Mayor Loeb did not listen to anyone who even implied an accommodation with the black garbage workers. Fisher’s growing admiration for Jim Lawson, his speeches, his moral obduracy, his unwavering physical and spiritual commitment to his cause, led Fisher to a gnawing struggle with his own social codes. “Finally, I couldn’t waffle,” he told me.  Fisher broke with his circle of Episcopalian power brokers and spoke of reconciliation and a settlement with the strikers.
 
“Why?”  I asked him.  “What so impassioned you to their cause?”
 
Fisher’s answer was quiet but direct:  “I guess I remembered what I learned in Sunday School.”  In a 2008 interview with Memphis Magazine, Fisher recalled his meetings with Lawson during the brunt of the crisis. Fisher sometimes brought one or two other sympathetic whites. “Jim told us that we were the only group of white people to go see him about [the strike] and not tell him what to do. We went and we listened. We became good friends then, and have stayed that way.  I would see Jim in those days more often than I would Henry Loeb. I’d go places and he’d be surprised to see me.

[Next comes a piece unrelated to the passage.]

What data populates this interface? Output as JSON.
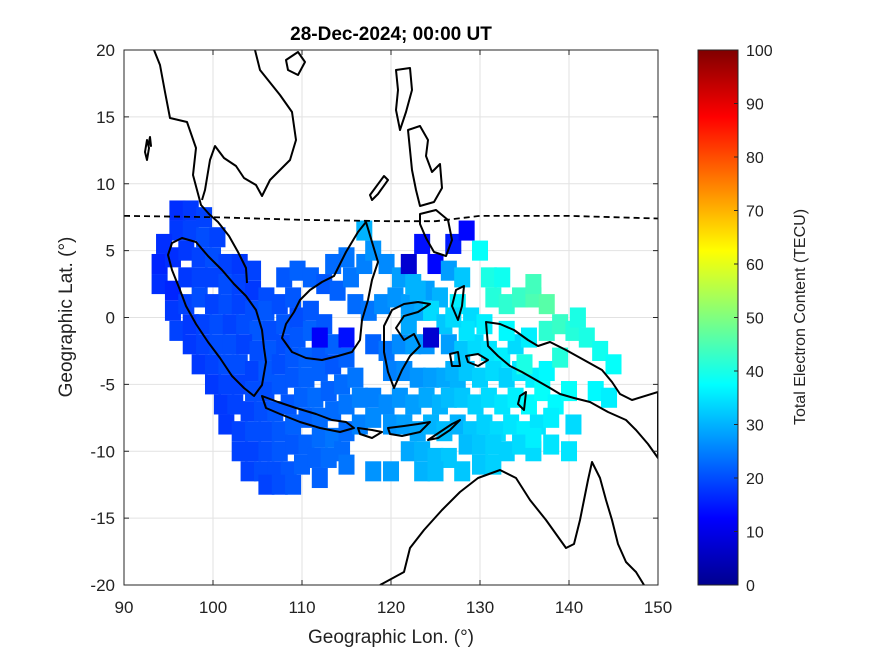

But that’s how our friendship grew.”
 
On the day after the King assassination at the Lorraine, Fisher found himself at the R.S. Lewis Funeral Home—one of very few whites there or even out and about at all in the city.  “I didn’t know what to expect, but I was sitting in the chapel when an open casket was rolled into the room, with Martin Luther King in it. I remember looking at it and thinking to myself: ‘ John T., you could have met him so easily, and now you can’t.’  It was a very profound feeling, standing there, looking at that.”
 
Fisher formed a group called “Memphis Cares.”  He organized a reconciliation rally at Crump Stadium for April 7, Palm Sunday—9,000 people appeared and the crowd was thoroughly mixed racially.  Lawson spoke and was characteristically direct and frank, challenging the crowd to do more than just talk and pontificate.  His fresh, unbridled grief for Martin took hold of him and he berated the city for creating the atmosphere for “a crucifixion here in Memphis.”   Fisher was initially worried that Lawson’s rhetoric might only inflame the situation but he soon came to esteem this moment as well.
 
John T. Fisher suffered for his actions; he was ostracized by other whites and, in his own words to me, “experienced some turmoil in my life.”  He said that men forbad their wives to come to the Fisher home in the aftermath of his “Memphis Cares” endeavors.  One woman who grew up in the city amidst the white elite told me that the Fishers were banished and went bankrupt.  In fact, John took his family and moved to Geneva, where he spent several years rebuilding his life and his capital.  Finally, long returned home, he was regarded in Memphis as one of “the lions” of that terrible era when police maced civilians, when children were told not to mingle with black people, and when men went mad.
 
I asked Reverend Lawson about his alliance with John T. Fisher.  “Oh, yes,” he said, his tone softening with affection.  “We met for the first time very late at night at the Peabody Hotel,” implying the veil of secrecy that had to attend such a rendezvous in that hotel.  “There was in him that which touched what was in me.”
 
Lawson added, “You know, he was one of the prized young men of white Memphis.  But he saw a different light and we were very much drawn together.  I think it was his strong roots in the church that sent him back to those good values.”
 
“I guess I just remembered what I learned in Sunday School,” John T. Fisher said to me.  God rest his soul.